Tabaの鉱物標本箱


4〜5月の特集

「海岸で見つけたヒスイ」



 ヒスイと私たち日本人との関係は、古く縄文時代にまでさかのぼることができます。以来古墳時代までの間、大珠や勾玉などに加工され、権力の象徴や祭祀用具などとして使われたとされています。

 神懸かっているようでも何となくありがたいヒスイは、新潟県糸魚川市の姫川河口周辺から富山県朝日町にかけての海岸に打ち上げられることで知られ、平日休日を問わず探している人を見ることができます。
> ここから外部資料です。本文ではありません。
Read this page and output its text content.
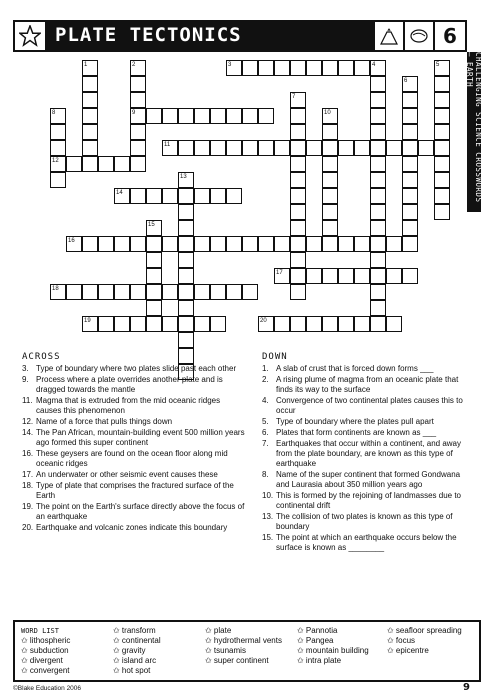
PLATE TECTONICS	6
CHALLENGING SCIENCE CROSSWORDS — EARTH
1	2	3	4	5
6
7
8	9	10
11
12
13
14
15
16
17
18
19	20
ACROSS	DOWN
3. Type of boundary where two plates slide past each other
9. Process where a plate overrides another plate and is dragged towards the mantle
11. Magma that is extruded from the mid oceanic ridges causes this phenomenon
12. Name of a force that pulls things down
14. The Pan African, mountain-building event 500 million years ago formed this super continent
16. These geysers are found on the ocean floor along mid oceanic ridges
17. An underwater or other seismic event causes these
18. Type of plate that comprises the fractured surface of the Earth
19. The point on the Earth's surface directly above the focus of an earthquake
20. Earthquake and volcanic zones indicate this boundary
1. A slab of crust that is forced down forms ___
2. A rising plume of magma from an oceanic plate that finds its way to the surface
4. Convergence of two continental plates causes this to occur
5. Type of boundary where the plates pull apart
6. Plates that form continents are known as ___
7. Earthquakes that occur within a continent, and away from the plate boundary, are known as this type of earthquake
8. Name of the super continent that formed Gondwana and Laurasia about 350 million years ago
10. This is formed by the rejoining of landmasses due to continental drift
13. The collision of two plates is known as this type of boundary
15. The point at which an earthquake occurs below the surface is known as ________
WORD LIST
✩ lithospheric
✩ subduction
✩ divergent
✩ convergent
✩ transform
✩ continental
✩ gravity
✩ island arc
✩ hot spot
✩ plate
✩ hydrothermal vents
✩ tsunamis
✩ super continent
✩ Pannotia
✩ Pangea
✩ mountain building
✩ intra plate
✩ seafloor spreading
✩ focus
✩ epicentre
©Blake Education 2006	9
 そんな人たちとともに歩き、出会えたヒスイを紹介しましょう。



新潟県青海町産「ヒスイ」

特集9904-01

 小さいものですが、気に入っている標本の一つです。白地に鮮やかな緑のコントラストがとても美しく見えます。



新潟県青海町産 「ヒスイ」

特集9904-02

 緑色をイメージしてヒスイを探しても、ヒスイ自身そうたやすく見つかるものではありません。高波や足もとに気をつけながら一日中海岸線を歩き回って、やっと1つ見つけられるかどうかの確立のようです。
 写真のように白色のものでも、鉱物としての「ヒスイ輝石」には変わりありません。



新潟県青海町産 「ヒスイ」

特集9904-03

 やっとの思いで見つけたヒスイの地色がたとえ灰色をしていても、緑色が少しでも入っていればうれしくてたまりません。標本を見ると、そんな時の「鳥肌が立つ」ような感激がよみがえります。



新潟県青海町産 「ヒスイ」

特集9904-04 特集9904-05

 あるときは、1時間位のうちにたくさんのヒスイに出会うことができました。緑色がたくさん入ったもの、小さいが磨かれてピカピカになったもの、ほんのり紫色の「ラベンダーヒスイ」などでした。
 右の写真はその中の一つ、「ラベンダーヒスイ」です。一部に淡い緑色も入っています。



新潟県青海町産 「ヒスイ」

特集9904-06

 色はややくすんでいますが、厚みがほぼ一定した扁平な標本です。
 縄文時代にこのようなものを見つけると、「大珠などに加工できないか...」などと思案したことでしょう。